May this sorrowful anniversary become for all an occasion of humble and sincere reflection, and may every heart be open to forgiveness, which is the source of peace and renewed hope.
Saint Gregory of Narek, an extraordinary interpreter of the human soul, offers words which are prophetic for us: “I willingly blame myself with myriad accounts of all the incurable sins, from our first forefather through the end of his generations in all eternity, I charge myself with all these voluntarily” (Book of Lamentations, LXXII).
How striking is his sense of universal solidarity! How small we feel before the greatness of his invocations: “Remember, [Lord,]… those of the human race who are our enemies as well, and for their benefit accord them pardon and mercy… Do not destroy those who persecute me, but reform them, root out the vile ways of this world, and plant the good in me and them” (ibid., LXXXIII).
May God grant that the people of Armenia and Turkey take up again the path of reconciliation, and may peace also spring forth in Nagorno Karabakh.
Despite conflicts and tensions, Armenians and Turks have lived long periods of peaceful coexistence in the past and, even in the midst of violence, they have experienced times of solidarity and mutual help. Only in this way will new generations open themselves to a better future and will the sacrifice of so many become seeds of justice and peace.
For us Christians, may this be above all a time of deep prayer. Through the redemptive power of Christ’s sacrifice, may the blood which has been shed bring about the miracle of the full unity of his disciples.
In particular, may it strengthen the bonds of fraternal friendship which already unite the Catholic Church and the Armenian Apostolic Church.

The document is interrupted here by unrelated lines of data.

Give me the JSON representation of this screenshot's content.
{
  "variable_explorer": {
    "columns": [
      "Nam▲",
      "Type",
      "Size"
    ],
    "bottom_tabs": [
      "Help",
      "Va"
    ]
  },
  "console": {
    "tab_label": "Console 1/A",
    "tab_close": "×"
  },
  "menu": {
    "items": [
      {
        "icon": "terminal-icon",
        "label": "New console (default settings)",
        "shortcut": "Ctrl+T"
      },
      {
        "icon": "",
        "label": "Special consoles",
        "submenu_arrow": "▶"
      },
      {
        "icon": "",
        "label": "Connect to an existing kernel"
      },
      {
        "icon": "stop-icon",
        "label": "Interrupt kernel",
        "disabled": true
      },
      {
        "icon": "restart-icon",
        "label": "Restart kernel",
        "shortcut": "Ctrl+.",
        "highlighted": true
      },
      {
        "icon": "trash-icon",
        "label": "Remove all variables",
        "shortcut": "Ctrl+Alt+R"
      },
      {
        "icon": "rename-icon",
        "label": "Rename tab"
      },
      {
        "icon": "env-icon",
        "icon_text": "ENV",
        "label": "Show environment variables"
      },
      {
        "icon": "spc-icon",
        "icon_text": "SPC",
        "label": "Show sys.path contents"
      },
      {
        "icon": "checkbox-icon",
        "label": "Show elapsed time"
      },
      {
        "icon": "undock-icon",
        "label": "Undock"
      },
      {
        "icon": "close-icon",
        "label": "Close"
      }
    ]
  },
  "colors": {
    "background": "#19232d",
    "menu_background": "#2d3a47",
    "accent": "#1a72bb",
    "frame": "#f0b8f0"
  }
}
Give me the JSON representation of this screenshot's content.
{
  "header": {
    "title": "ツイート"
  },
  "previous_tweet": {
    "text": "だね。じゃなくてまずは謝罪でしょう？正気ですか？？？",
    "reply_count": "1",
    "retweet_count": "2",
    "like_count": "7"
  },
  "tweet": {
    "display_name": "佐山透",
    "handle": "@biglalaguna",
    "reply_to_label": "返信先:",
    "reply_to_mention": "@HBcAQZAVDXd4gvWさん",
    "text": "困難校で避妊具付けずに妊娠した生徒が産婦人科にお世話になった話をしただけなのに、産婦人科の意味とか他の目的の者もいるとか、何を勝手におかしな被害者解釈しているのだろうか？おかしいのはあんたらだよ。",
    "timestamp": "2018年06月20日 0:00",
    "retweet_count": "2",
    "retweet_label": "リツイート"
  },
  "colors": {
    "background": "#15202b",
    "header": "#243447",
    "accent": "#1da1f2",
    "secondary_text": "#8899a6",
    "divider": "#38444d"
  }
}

The witness of many defenceless brothers and sisters who sacrificed their lives for the faith unites the diverse confessions: it is the ecumenism of blood, which led Saint John Paul II to celebrate all the martyrs of the twentieth century together during the Jubilee of 2000.
Our celebration today also is situated in this spiritual and ecclesial context. Representatives of our two Churches are participating in this event to which many of our faithful throughout the world are united spiritually, in a sign which reflects on earth the perfect communion that exists between the blessed souls in heaven.

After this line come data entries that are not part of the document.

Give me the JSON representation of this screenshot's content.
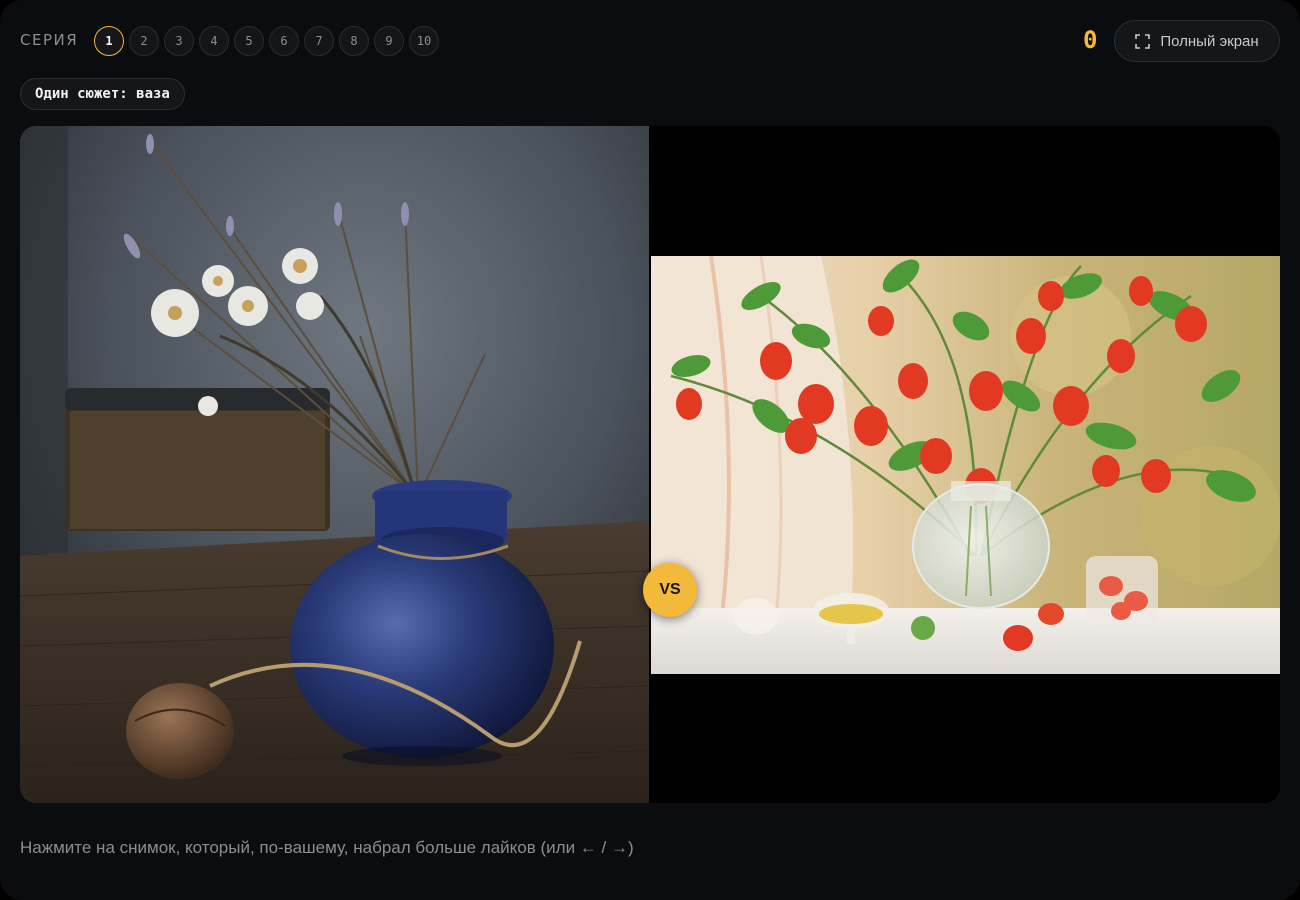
{
  "header": {
    "series_label": "СЕРИЯ",
    "rounds": [
      {
        "label": "1",
        "active": true
      },
      {
        "label": "2",
        "active": false
      },
      {
        "label": "3",
        "active": false
      },
      {
        "label": "4",
        "active": false
      },
      {
        "label": "5",
        "active": false
      },
      {
        "label": "6",
        "active": false
      },
      {
        "label": "7",
        "active": false
      },
      {
        "label": "8",
        "active": false
      },
      {
        "label": "9",
        "active": false
      },
      {
        "label": "10",
        "active": false
      }
    ],
    "score": "0",
    "fullscreen_label": "Полный экран",
    "fullscreen_icon": "fullscreen-corners-icon"
  },
  "subject_tag": "Один сюжет: ваза",
  "comparison": {
    "left_photo": "blue-vase-dried-flowers-walnut",
    "right_photo": "glass-vase-physalis-window",
    "vs_label": "VS"
  },
  "hint": "Нажмите на снимок, который, по-вашему, набрал больше лайков (или ← / →)",
  "colors": {
    "accent": "#f2b93b",
    "background": "#0b0c0f",
    "muted_text": "#8b8d93"
  }
}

With brotherly affection, I assure you of my closeness on the occasion of the canonisation ceremony of the martyrs of the Armenian Apostolic Church, to be held this coming 23 April in the Cathedral of Etchmiadzin, and on the occasion of the commemorations to be held in Antelias in July.

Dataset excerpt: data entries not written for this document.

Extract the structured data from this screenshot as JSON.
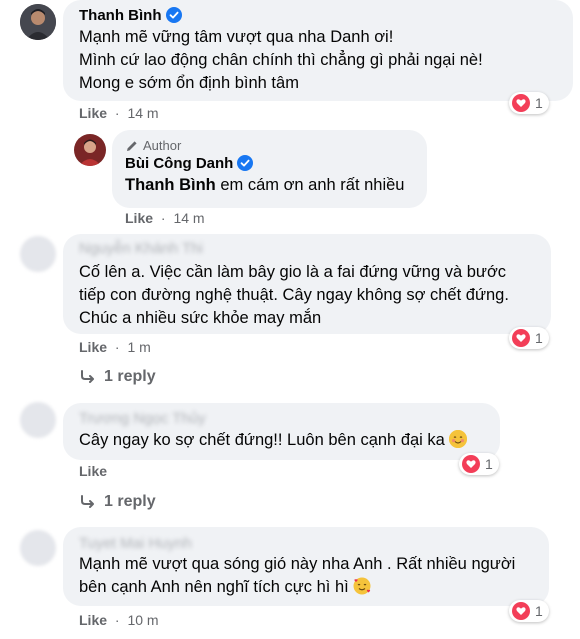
{
  "comments": [
    {
      "name": "Thanh Bình",
      "lines": [
        "Mạnh mẽ vững tâm vượt qua nha Danh ơi!",
        "Mình cứ lao động chân chính thì chẳng gì phải ngại nè!",
        "Mong e sớm ổn định bình tâm"
      ],
      "like": "Like",
      "time": "14 m",
      "reactions": "1"
    },
    {
      "author_tag": "Author",
      "name": "Bùi Công Danh",
      "mention": "Thanh Bình",
      "text": " em cám ơn anh rất nhiều",
      "like": "Like",
      "time": "14 m"
    },
    {
      "name": "Nguyễn Khánh Thi",
      "lines": [
        "Cố lên a. Việc cần làm bây gio là a fai đứng vững và bước",
        "tiếp con đường nghệ thuật. Cây ngay không sợ chết đứng.",
        "Chúc a nhiều sức khỏe may mắn"
      ],
      "like": "Like",
      "time": "1 m",
      "reactions": "1",
      "reply": "1 reply"
    },
    {
      "name": "Trương Ngọc Thủy",
      "lines": [
        "Cây ngay ko sợ chết đứng!! Luôn bên cạnh đại ka"
      ],
      "like": "Like",
      "reactions": "1",
      "reply": "1 reply"
    },
    {
      "name": "Tuyet Mai Huynh",
      "lines": [
        "Mạnh mẽ vượt qua sóng gió này nha Anh . Rất nhiều người",
        "bên cạnh Anh nên nghĩ tích cực hì hì"
      ],
      "like": "Like",
      "time": "10 m",
      "reactions": "1"
    }
  ],
  "separator": "·",
  "colors": {
    "bubble": "#f0f2f5",
    "secondary_text": "#65676b",
    "verified": "#1877f2",
    "love": "#f33e58"
  },
  "icons": [
    "verified-badge-icon",
    "love-reaction-icon",
    "reply-arrow-icon",
    "author-pen-icon",
    "smiling-blush-emoji",
    "smiling-hearts-emoji"
  ]
}
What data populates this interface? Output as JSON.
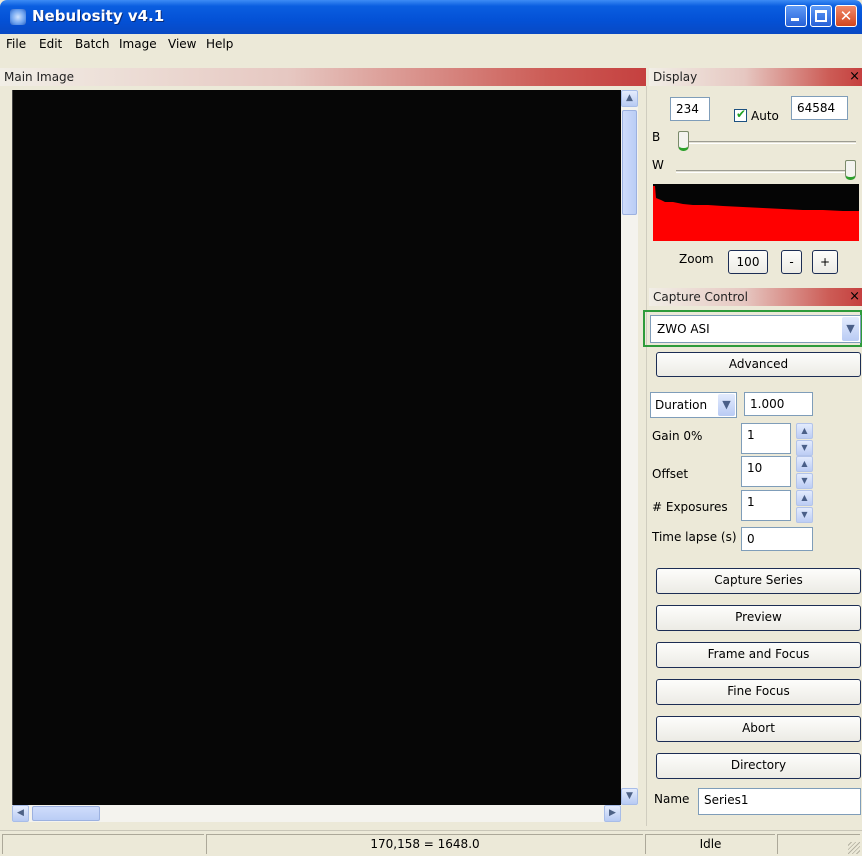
{
  "window": {
    "title": "Nebulosity v4.1"
  },
  "menu": [
    "File",
    "Edit",
    "Batch",
    "Image",
    "View",
    "Help"
  ],
  "main_pane": {
    "title": "Main Image"
  },
  "display": {
    "title": "Display",
    "close_label": "×",
    "black_value": "234",
    "auto_label": "Auto",
    "auto_checked": true,
    "white_value": "64584",
    "b_label": "B",
    "w_label": "W",
    "b_level_fraction": 0.0,
    "w_level_fraction": 1.0,
    "zoom_label": "Zoom",
    "zoom_value": "100",
    "zoom_out_label": "-",
    "zoom_in_label": "+",
    "histogram_color": "#ff0000"
  },
  "capture": {
    "title": "Capture Control",
    "close_label": "×",
    "camera": "ZWO ASI",
    "advanced_label": "Advanced",
    "duration_mode": "Duration",
    "duration_value": "1.000",
    "gain_label": "Gain 0%",
    "gain_value": "1",
    "offset_label": "Offset",
    "offset_value": "10",
    "exposures_label": "# Exposures",
    "exposures_value": "1",
    "timelapse_label": "Time lapse (s)",
    "timelapse_value": "0",
    "buttons": [
      "Capture Series",
      "Preview",
      "Frame and Focus",
      "Fine Focus",
      "Abort",
      "Directory"
    ],
    "name_label": "Name",
    "name_value": "Series1"
  },
  "status": {
    "coords": "170,158 = 1648.0",
    "state": "Idle"
  },
  "colors": {
    "titlebar": "#0451d6",
    "pane_header_accent": "#c5403f",
    "camera_highlight": "#2e9b3a"
  }
}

I entrust these intentions to the Mother of God, in the words of Saint Gregory of Narek:
I entrust these intentions to the Mother of God, in the words of Saint Gregory of Narek:
“O Most Pure of Virgins, first among the blessed,
Mother of the unshakeable edifice of the Church,
Mother of the immaculate Word of God,
Taking refuge beneath your boundless wings which grant us the protection of your intercession, we lift up our hands to you, and with unquestioned hope we believe that we are saved”.